With his usual incisive prose Curtice Mang comments on the loss of patient privacy under Obamacare rules and regulations. (“Tell’em Where It Hurts and Then Some.”) He writes:
It used to be your medical history was between you and your doctor. Now your sex life will be between you and all of your doctors and Kathleen Sebelius, Barack Obama, Joe Biden, the Screen Actors Guild, the Radio City Rockettes, Bo, the presidential dog, and that neighbor down the street who’s got that kind of twitch.”
Add your kids into the equation. It isn’t only students’ medical histories that will be shared with the world; it is everything about them and much about their parents as well. While the public’s attention was elsewhere, the US Department Education was busy paving the way for Common Core State Standards and a national data collection system.
Until recently the Family Rights and Privacy Act protected personally identifiable student information from disclosure to outside agencies. However, in 2012 new USDOE regulations nullified those protections. Educational institutions may now release student records to non-governmental agencies without first obtaining parents’ written consent. The new rules also broaden the permissible purposes for which third parties can access students’ records without first notifying parents. Effective safeguards of student identification are noticeably weak.
If the NSA can’t control misuse of data and banks and other large enterprises can’t stop hackers from obtaining access to computerized records, believing that the DOE or school districts are safe repositories for sensitive student data betrays an excess of naïveté. However, there is more than meets eye, here.
A Reuter’s article datelined February 13, 2011, reports on a …
$100 million database built to chart the academic paths of public school students from kindergarten through high school. In operation just three months, the database already holds files on millions of children identified by name, address and sometimes social security number. Learning disabilities are documented, test scores recorded, attendance noted. In some cases, the database tracks student hobbies, career goals, attitudes toward school – even homework completion. Local education officials retain legal control over their students’ information. But federal law allows them to share files in their portion of the database with private companies selling educational products and services.

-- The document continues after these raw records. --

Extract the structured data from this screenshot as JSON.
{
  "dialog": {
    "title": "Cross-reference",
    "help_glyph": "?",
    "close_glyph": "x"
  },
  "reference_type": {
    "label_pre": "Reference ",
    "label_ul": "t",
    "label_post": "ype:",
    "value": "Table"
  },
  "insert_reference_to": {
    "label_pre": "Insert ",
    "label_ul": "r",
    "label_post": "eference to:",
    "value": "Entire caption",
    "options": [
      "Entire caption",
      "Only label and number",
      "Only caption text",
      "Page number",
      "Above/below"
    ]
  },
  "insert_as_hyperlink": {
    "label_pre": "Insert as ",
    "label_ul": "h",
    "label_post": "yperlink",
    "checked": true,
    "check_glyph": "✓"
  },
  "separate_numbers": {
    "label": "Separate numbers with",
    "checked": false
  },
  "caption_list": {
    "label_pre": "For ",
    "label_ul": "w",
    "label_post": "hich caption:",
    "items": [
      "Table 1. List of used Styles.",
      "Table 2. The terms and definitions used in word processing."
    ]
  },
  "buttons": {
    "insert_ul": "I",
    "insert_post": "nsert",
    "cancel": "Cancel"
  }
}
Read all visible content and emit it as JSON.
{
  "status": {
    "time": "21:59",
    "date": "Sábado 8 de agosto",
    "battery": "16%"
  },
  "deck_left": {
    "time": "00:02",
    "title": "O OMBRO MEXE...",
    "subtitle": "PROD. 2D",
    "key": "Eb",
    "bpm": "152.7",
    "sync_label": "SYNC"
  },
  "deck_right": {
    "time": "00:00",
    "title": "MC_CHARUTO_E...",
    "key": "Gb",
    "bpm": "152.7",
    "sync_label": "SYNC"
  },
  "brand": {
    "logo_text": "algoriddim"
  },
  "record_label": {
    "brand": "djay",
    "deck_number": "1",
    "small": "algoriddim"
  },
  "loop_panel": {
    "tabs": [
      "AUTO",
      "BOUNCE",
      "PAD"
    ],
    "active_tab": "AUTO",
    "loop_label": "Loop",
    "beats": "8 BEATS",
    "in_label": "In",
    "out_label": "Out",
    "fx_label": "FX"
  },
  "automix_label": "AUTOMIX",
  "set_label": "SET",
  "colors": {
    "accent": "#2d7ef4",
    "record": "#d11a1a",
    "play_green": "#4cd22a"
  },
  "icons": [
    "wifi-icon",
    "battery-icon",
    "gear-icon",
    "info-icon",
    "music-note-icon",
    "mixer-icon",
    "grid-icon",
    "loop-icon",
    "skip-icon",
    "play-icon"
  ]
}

Wow! Forget budget overrides – this is a goldmine. But hucksterism is the least troubling aspect of Common Core data requirements.
Although the U.S Department of Education vigorously denies that there is anything nefarious about collecting a massive amount of student data, a draft document published by USDOE illuminates the mindset behind the data gathering.
According to the Executive Summary of “Promoting Grit, Tenacity, and Perseverance: Critical Factors for Success in the 21st Century,”
“Conventional approaches to improving student outcomes … focus on intellectual aspects of success, such as content knowledge. However that is not sufficient… There is a growing movement to explore the potential of the “noncognitive” factors—attributes, dispositions, social skills, attitudes, and intrapersonal resources, independent of intellectual ability—that high-achieving individuals draw upon to accomplish success.”
Here are a few scattered quotes to explain in more detail what the authors intend.
Historically, there has been much greater attention to measuring and assessing cognitive competencies, leaving a gap in the field’s methods for assessing the intrapersonal and interpersonal competencies.
For example, data mining techniques can track students’ trajectories of persistence and learning over time, thereby providing actionable feedback to students and teachers. In addition, functional Magnetic Resonance Imaging (fMRI) and physiological indicators offer insight into the biology and neuroscience underlying observed student behaviors.
Some people equate ‘dispositions’ with traits that people are born with and cannot change. In this brief, and particularly in this section on
measurement, we use the term “disposition” to mean enduring tendencies, independent of any claims about their origin or malleability. We consider dispositions to be enduring tendencies that can be the result of any number of factors in the environment or the individual’s innate temperament.
“Hello muddah, Hello Faddah,” (readers of a certain age will recognize the opening lines of an Alan Sherman song, though the implications here are much more sinister than a summer at “Camp Granada”). Parents almost certainly would be one of the “factors in the environment” requiring “intervention.”
Hillary Clinton once famously wrote, “It takes a village to raise a child.” She was a piker compared to these believers in their own omnipotence. Only they have the wisdom to order our lives and the lives of our children. National standards transfer state authority over education to Washington but, in conjunction with the national data collection system, they do much more than that.
They establish as near to a cradle to grave system as biology permits (Obama is pushing for universal preschool). Using the “techniques” referred to above and others that technology confers, the experts will examine student data to “scientifically” determine who qualifies for vocational training, who attends college and who requires counseling. But the egalitarian goal of progressivism would not be abandoned. For how can there be true social justice when some students are permitted to succeed while others don’t?